Rabbi Sender Haber is the Rabbi of the B'nai Israel Congregation in Norfolk, VA. He is well known throughout Hampton Roads, having arrived over twelve years ago as one of the original four members of the Norfolk Area Community Kollel. In that capacity, Rabbi Haber was involved in community wide programming, teaching, and outreach. He has inspired many Jews to expand their Jewish identity and increase their love of Torah and commitment to its observance. Everyone who knows Rabbi Haber is touched by his breadth of Torah knowledge and his ability to convey the wisdom of the ages in such a way as to make those esoteric writings accessible to persons of all levels of experience and a variety of backgrounds.

Rabbi Haber has served in a number of capacities during his years in Norfolk. Since 2003 Rabbi Haber has been a teacher of Jewish Studies at Toras Chaim Day School in Portsmouth, teaching boys and girls of all ages, with a focus on Gemara, Halacha, and Chumash. He has also taught at Yeshivas Aish Kodesh and Bina High School in Norfolk, and served as Assistant Rabbi of B’nai Israel for 6 years.

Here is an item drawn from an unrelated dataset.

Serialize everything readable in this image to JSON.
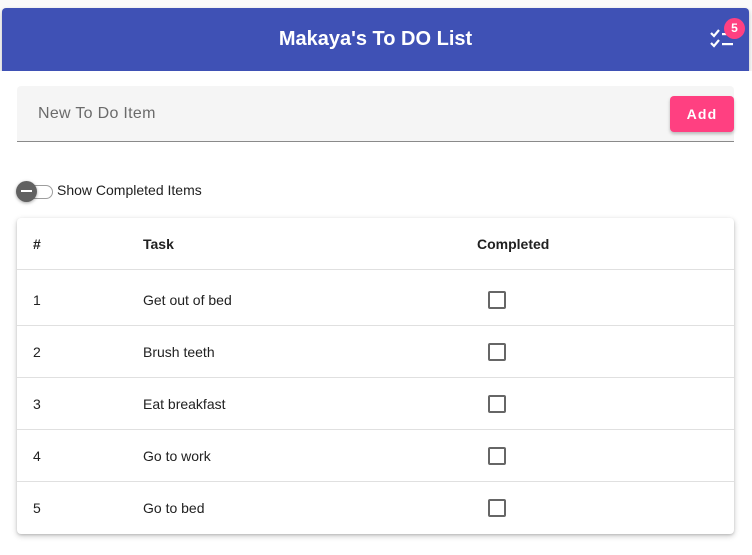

He also serves as the Rabbi of the “Lost Tribe,” Tidewater’s Jewish Motorcycle group! While handling all of these responsibilities, he has continued to participate in numerous Chavrusos (one-on-one learning partnerships) covering a wide range of topics and writings.

Rabbi Haber and his wife Chamie have been married for thirteen years. They have four children, Minna (9), Moshe (6), Ely (4), and Akiva Meir, born in August of 2012. They both come from rabbinic families steeped in Torah, Kiruv and Chesed. Rabbi Haber received his Rabbinic Ordination (Yoreh Yoreh) from Rabbi Sender Rosenbloom and Rabbi Mordechai Freidlander of the Jerusalem Beth Din. He was awarded a Teaching Certificate by Torah Umesorah Association for Jewish Day Schools in 2004 and again in 2009. In addition, Rabbi Haber has spent over a decade studying Talmud, Jewish Law, and ethics in some of the world’s most prestigious Yeshivos including Beth Medrash Gavoha in Lakewood, NJ and Yeshivas Mir in Jerusalem.